There is room in life for frivolity. If you want your life to be nothing but work work work with no time to lay on your back in the grass and make up stories about the cloud formations, that’s your privilege, but don’t go around sneering that it’s pointless to do it because it’s not “practical.” Of course it’s not fucking practical. That’s why it’s fun, you fucking idiot.
gordonsowner
@Mnemosyne:
Ah, I see. Just so I understand correctly, your part in this thread is just pure frivolous fun, just a whole bunch of sound and fury — daydreaming out loud for an audience, with no real meaning. Which is why you calling me a fucking idiot doesn’t make me sad for myself. But, having to call people “fucking idiots” in things that are fun for you seems stressful. I suggest you relax with some art. Do you know about art? I could suggest a few Kinkade paintings to get you started…

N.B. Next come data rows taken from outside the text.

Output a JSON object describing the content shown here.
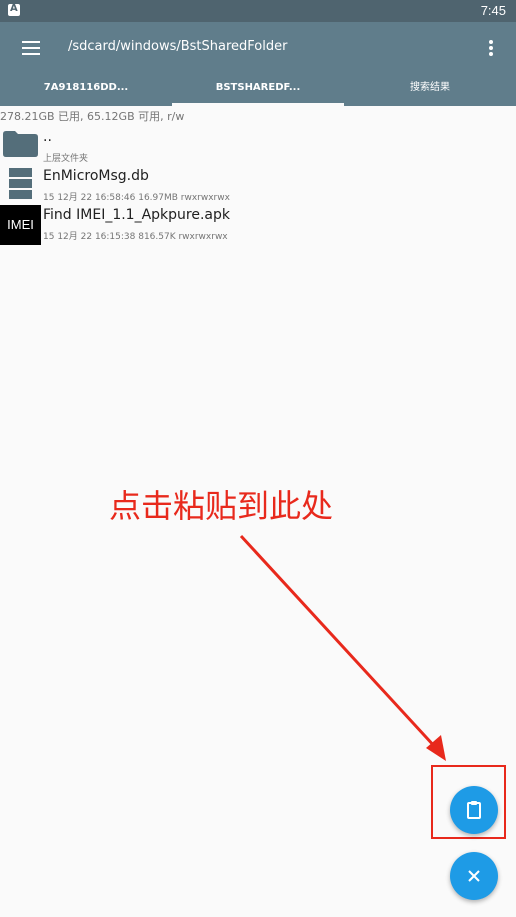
{
  "status_bar": {
    "time": "7:45",
    "app_icon": "a-icon"
  },
  "toolbar": {
    "path": "/sdcard/windows/BstSharedFolder",
    "menu_icon": "hamburger-menu-icon",
    "overflow_icon": "more-vert-icon"
  },
  "tabs": [
    {
      "label": "7A918116DD..."
    },
    {
      "label": "BSTSHAREDF...",
      "selected": true
    },
    {
      "label": "搜索结果"
    }
  ],
  "storage_info": "278.21GB 已用, 65.12GB 可用, r/w",
  "files": [
    {
      "name": "..",
      "meta": "上层文件夹",
      "icon": "folder-icon"
    },
    {
      "name": "EnMicroMsg.db",
      "meta": "15 12月 22 16:58:46  16.97MB  rwxrwxrwx",
      "icon": "database-icon"
    },
    {
      "name": "Find IMEI_1.1_Apkpure.apk",
      "meta": "15 12月 22 16:15:38  816.57K  rwxrwxrwx",
      "icon_text": "IMEI"
    }
  ],
  "annotation": {
    "text": "点击粘贴到此处",
    "color": "#e8291c"
  },
  "fabs": {
    "paste_icon": "clipboard-icon",
    "close_icon": "close-icon",
    "color": "#1e9be6"
  },
  "colors": {
    "toolbar": "#607d8b",
    "status_bar": "#4f646f"
  }
}
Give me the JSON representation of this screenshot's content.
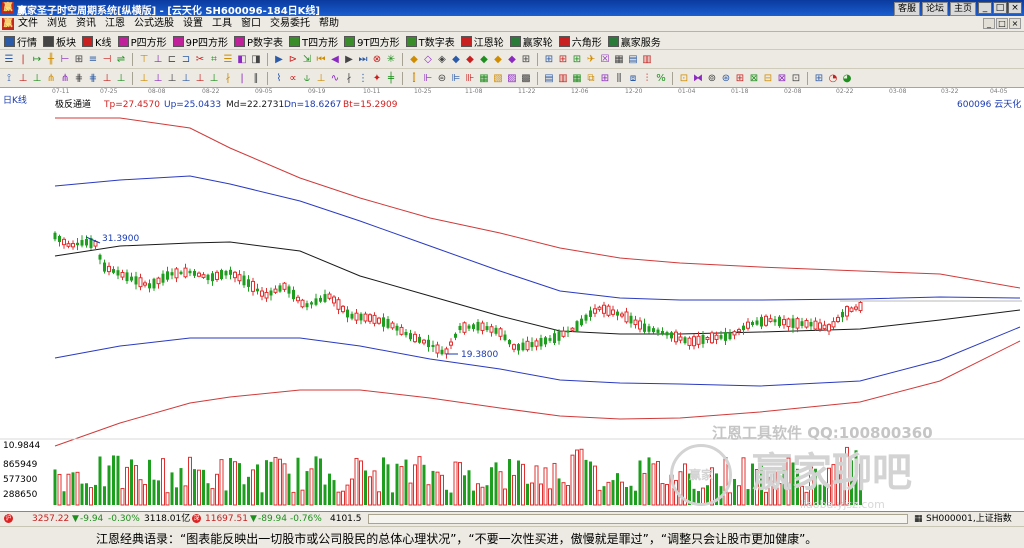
{
  "window": {
    "app_icon": "赢",
    "title": "赢家圣子时空周期系统[纵横版] - [云天化  SH600096-184日K线]",
    "links": [
      "客服",
      "论坛",
      "主页"
    ],
    "controls": [
      "_",
      "□",
      "×"
    ]
  },
  "menu": {
    "icon": "赢",
    "items": [
      "文件",
      "浏览",
      "资讯",
      "江恩",
      "公式选股",
      "设置",
      "工具",
      "窗口",
      "交易委托",
      "帮助"
    ],
    "window_controls": [
      "_",
      "□",
      "×"
    ]
  },
  "toolbar1": {
    "items": [
      {
        "icon": "table-icon",
        "label": "行情",
        "color": "#2b5aa8"
      },
      {
        "icon": "grid-icon",
        "label": "板块",
        "color": "#444444"
      },
      {
        "icon": "candle-icon",
        "label": "K线",
        "color": "#c82020"
      },
      {
        "icon": "p-box-icon",
        "label": "P四方形",
        "color": "#c0209a"
      },
      {
        "icon": "9p-box-icon",
        "label": "9P四方形",
        "color": "#c0209a"
      },
      {
        "icon": "p-number-icon",
        "label": "P数字表",
        "color": "#c0209a"
      },
      {
        "icon": "t-box-icon",
        "label": "T四方形",
        "color": "#3a8c2a"
      },
      {
        "icon": "9t-box-icon",
        "label": "9T四方形",
        "color": "#3a8c2a"
      },
      {
        "icon": "t-number-icon",
        "label": "T数字表",
        "color": "#3a8c2a"
      },
      {
        "icon": "gann-wheel-icon",
        "label": "江恩轮",
        "color": "#c82020"
      },
      {
        "icon": "winner-wheel-icon",
        "label": "赢家轮",
        "color": "#2a7a3a"
      },
      {
        "icon": "hexagon-icon",
        "label": "六角形",
        "color": "#c82020"
      },
      {
        "icon": "service-icon",
        "label": "赢家服务",
        "color": "#2a7a3a"
      }
    ]
  },
  "date_axis": [
    "07-11",
    "07-25",
    "08-08",
    "08-22",
    "09-05",
    "09-19",
    "10-11",
    "10-25",
    "11-08",
    "11-22",
    "12-06",
    "12-20",
    "01-04",
    "01-18",
    "02-08",
    "02-22",
    "03-08",
    "03-22",
    "04-05"
  ],
  "chart": {
    "period_label": "日K线",
    "indicator": {
      "name": "极反通道",
      "tp": "Tp=27.4570",
      "up": "Up=25.0433",
      "md": "Md=22.2731",
      "dn": "Dn=18.6267",
      "bt": "Bt=15.2909"
    },
    "stock_label": "600096  云天化",
    "high_marker": "31.3900",
    "low_marker": "19.3800",
    "colors": {
      "up_candle": "#e03030",
      "down_candle": "#1e9e1e",
      "outer_band": "#d03a3a",
      "inner_band": "#2a3ac0",
      "mid_line": "#1a1a1a",
      "indicator_blue": "#1a3ab0",
      "indicator_red": "#d02020"
    }
  },
  "volume": {
    "scale_labels": [
      "10.9844",
      "865949",
      "577300",
      "288650"
    ]
  },
  "watermark": {
    "line1": "江恩工具软件  QQ:100800360",
    "badge": "赢家",
    "text": "赢家聊吧",
    "url": "liaoba.yjsz.com"
  },
  "status": {
    "sh_index": "3257.22",
    "sh_change": "-9.94",
    "sh_pct": "-0.30%",
    "sh_amount": "3118.01亿",
    "sz_index": "11697.51",
    "sz_change": "-89.94",
    "sz_pct": "-0.76%",
    "sz_amount": "4101.5",
    "symbol_box": "SH000001,上证指数"
  },
  "quote": "江恩经典语录：“图表能反映出一切股市或公司股民的总体心理状况”，“不要一次性买进，傲慢就是罪过”，“调整只会让股市更加健康”。"
}
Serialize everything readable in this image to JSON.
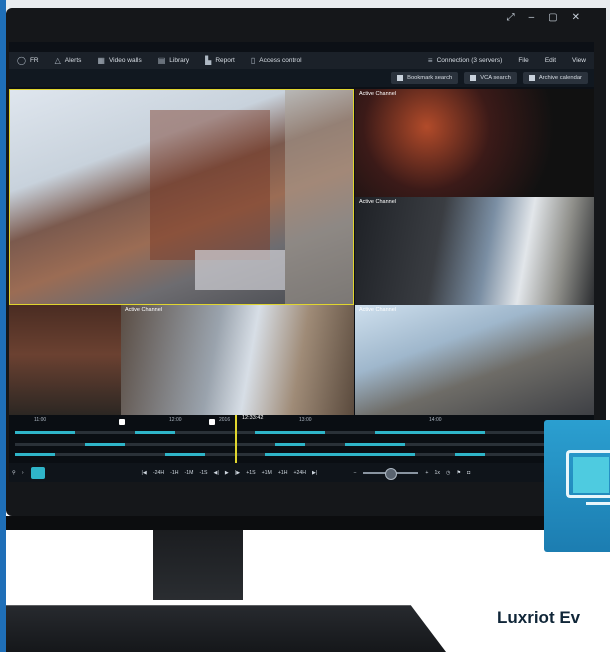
{
  "window_controls": [
    "⤢",
    "–",
    "▢",
    "✕"
  ],
  "menu": {
    "items": [
      {
        "icon": "user-icon",
        "label": "FR"
      },
      {
        "icon": "bell-icon",
        "label": "Alerts"
      },
      {
        "icon": "grid-icon",
        "label": "Video walls"
      },
      {
        "icon": "library-icon",
        "label": "Library"
      },
      {
        "icon": "chart-icon",
        "label": "Report"
      },
      {
        "icon": "door-icon",
        "label": "Access control"
      }
    ],
    "right": {
      "connection": "Connection (3 servers)",
      "file": "File",
      "edit": "Edit",
      "view": "View"
    }
  },
  "toolbar": {
    "bookmark_search": "Bookmark search",
    "vca_search": "VCA search",
    "archive_calendar": "Archive calendar"
  },
  "cameras": {
    "r1_label": "Active Channel",
    "r2_label": "Active Channel",
    "b2_label": "Active Channel",
    "b3_label": "Active Channel"
  },
  "timeline": {
    "ticks": [
      "11:00",
      "12:00",
      "2016",
      "13:00",
      "14:00"
    ],
    "cursor_time": "12:33:42"
  },
  "playback": {
    "buttons": [
      "|◀",
      "-24H",
      "-1H",
      "-1M",
      "-1S",
      "◀|",
      "▶",
      "|▶",
      "+1S",
      "+1M",
      "+1H",
      "+24H",
      "▶|"
    ],
    "speed": "1x",
    "minus": "−",
    "plus": "+"
  },
  "brand_text": "Luxriot Ev",
  "colors": {
    "accent": "#2fb5c9",
    "active_border": "#e0d52e",
    "brand_blue": "#1f6fb8"
  }
}
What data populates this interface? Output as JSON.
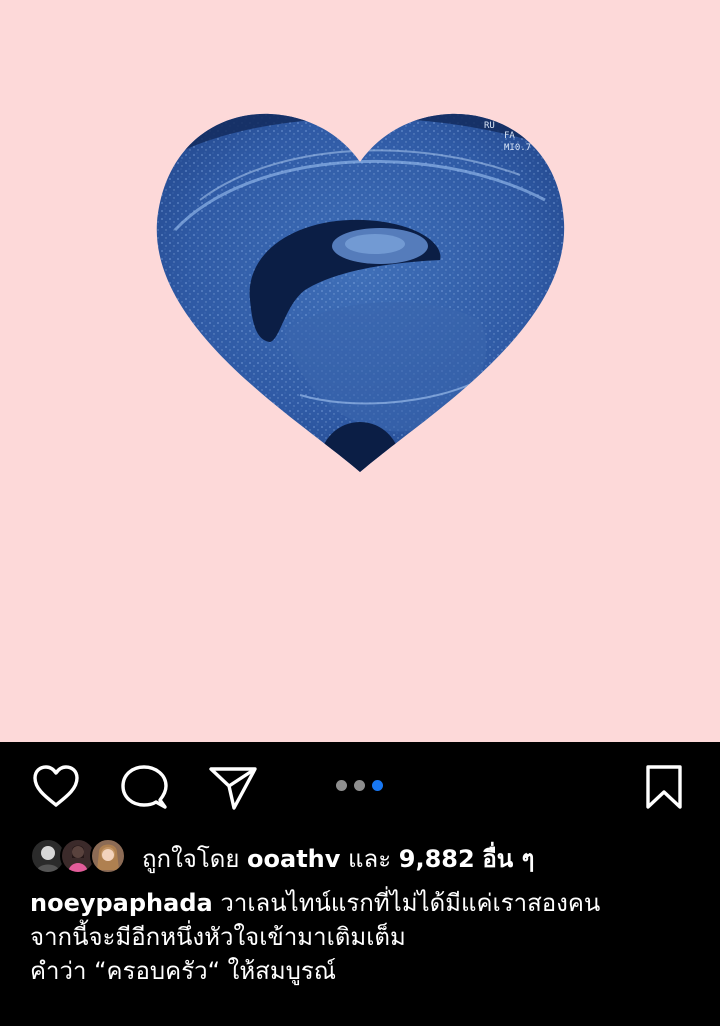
{
  "post": {
    "image_alt": "heart-shaped ultrasound image",
    "background_color": "#fdd9d9",
    "scan_labels": [
      "RU",
      "FA",
      "MI0.7"
    ]
  },
  "actions": {
    "like_icon": "heart-outline-icon",
    "comment_icon": "speech-bubble-icon",
    "share_icon": "paper-plane-icon",
    "save_icon": "bookmark-icon"
  },
  "carousel": {
    "total": 3,
    "active_index": 2,
    "active_color": "#1877f2",
    "inactive_color": "#8e8e8e"
  },
  "likes": {
    "prefix": "ถูกใจโดย",
    "user": "ooathv",
    "conjunction": "และ",
    "count": "9,882",
    "suffix": "อื่น ๆ"
  },
  "caption": {
    "username": "noeypaphada",
    "line1": "วาเลนไทน์แรกที่ไม่ได้มีแค่เราสองคน",
    "line2": "จากนี้จะมีอีกหนึ่งหัวใจเข้ามาเติมเต็ม",
    "line3": "คำว่า “ครอบครัว“ ให้สมบูรณ์"
  }
}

To me, shutting out one thing (like putting up a sign, “NOM! No science allowed!”) actually takes the fun out of stuff. In this case, I think it leads to dead-end conclusions that could have been more fun. To say that science can’t say anything about god-in-the-gaps, or why certain people like certain art and not others kind of kills the scene (that’s an artsy term from comedy improv — not that i’d know personally, hating art and frivolity and all). Claiming “NOM” is an attempt to separate two unruly cousins to separate corners of the Thanksgiving table and asking them to play nicely for the rest of the day while Grandma enjoys her Valium. I say, fuck ’em, let ’em fight and see what happens.

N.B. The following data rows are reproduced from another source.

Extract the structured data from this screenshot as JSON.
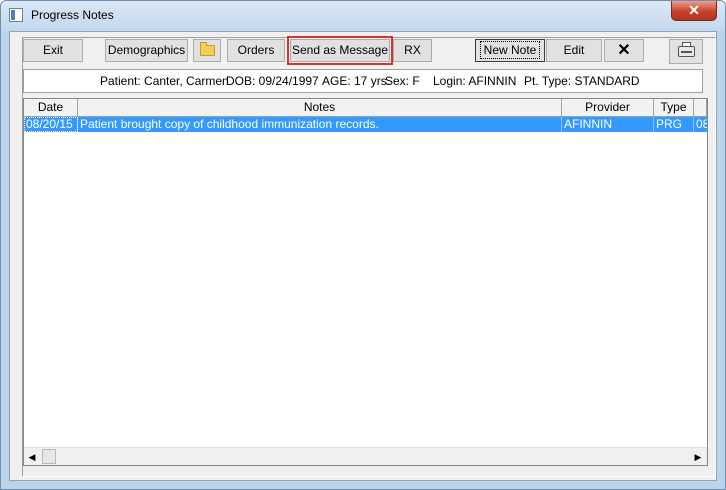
{
  "window": {
    "title": "Progress Notes",
    "close_label": "✕"
  },
  "toolbar": {
    "exit": "Exit",
    "demographics": "Demographics",
    "orders": "Orders",
    "send_as_message": "Send as Message",
    "rx": "RX",
    "new_note": "New Note",
    "edit": "Edit",
    "delete_label": "✕"
  },
  "icons": {
    "folder": "folder-icon",
    "printer": "printer-icon",
    "delete": "x-icon"
  },
  "patient": {
    "name": "Patient: Canter, Carmen",
    "dob": "DOB: 09/24/1997",
    "age": "AGE: 17 yrs.",
    "sex": "Sex: F",
    "login": "Login: AFINNIN",
    "type": "Pt. Type: STANDARD"
  },
  "grid": {
    "columns": [
      "Date",
      "Notes",
      "Provider",
      "Type",
      ""
    ],
    "rows": [
      {
        "date": "08/20/15",
        "note": "Patient brought copy of childhood immunization records.",
        "provider": "AFINNIN",
        "type": "PRG",
        "extra": "08"
      }
    ]
  },
  "colors": {
    "selection": "#3399ff",
    "highlight_outline": "#d9342b"
  }
}
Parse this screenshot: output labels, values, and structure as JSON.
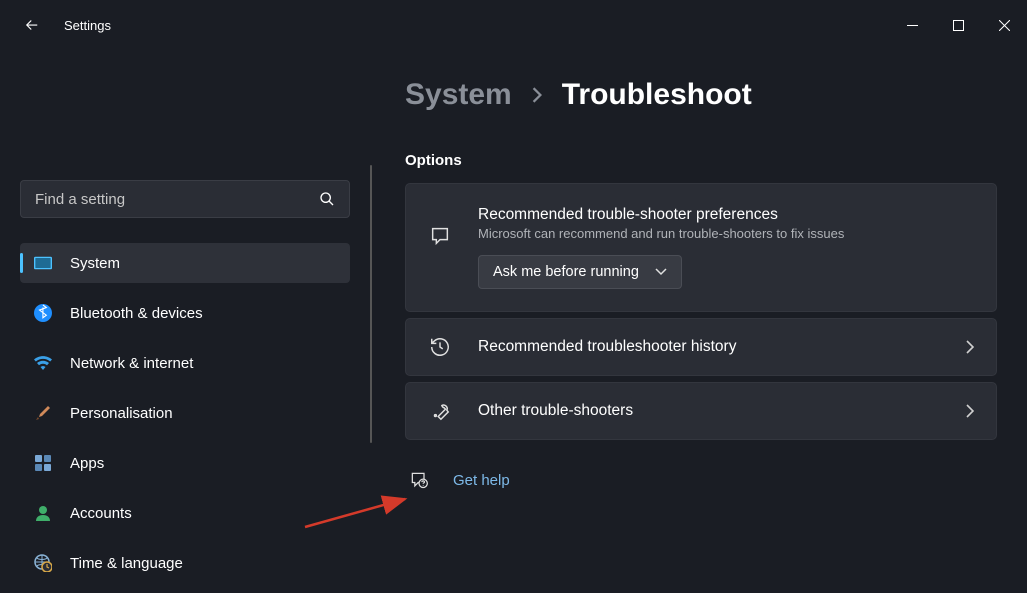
{
  "window": {
    "title": "Settings"
  },
  "search": {
    "placeholder": "Find a setting"
  },
  "sidebar": {
    "items": [
      {
        "label": "System"
      },
      {
        "label": "Bluetooth & devices"
      },
      {
        "label": "Network & internet"
      },
      {
        "label": "Personalisation"
      },
      {
        "label": "Apps"
      },
      {
        "label": "Accounts"
      },
      {
        "label": "Time & language"
      }
    ]
  },
  "breadcrumb": {
    "parent": "System",
    "current": "Troubleshoot"
  },
  "section_options": "Options",
  "cards": {
    "prefs": {
      "title": "Recommended trouble-shooter preferences",
      "sub": "Microsoft can recommend and run trouble-shooters to fix issues",
      "dropdown": "Ask me before running"
    },
    "history": {
      "title": "Recommended troubleshooter history"
    },
    "other": {
      "title": "Other trouble-shooters"
    }
  },
  "help": {
    "label": "Get help"
  }
}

The solution you seem to provide is not practical in the sense that you say above, in that it doesn’t survey a tract of land or get my dishes cleaner on the power-saver cycle. But it’s also not practical in a way that you seem to enjoy. It shuts down debate. “No, no,” you say, “science stops at the threshold, and now we get to make things up by some completely arbitrary and fantastic rules.” Which I find boring on its face usually, because when people do that, what they really mean is that they have some predetermined set of rules for something and they want you to be a sparring partner with them in an area they feel competent. First, that’s just narcissism, and second, I don’t like any area where I’m told something is off-limits conversationally. Usually, things unfold with all of the suspense of a game of Candyland.
But then again, what do I know of fun?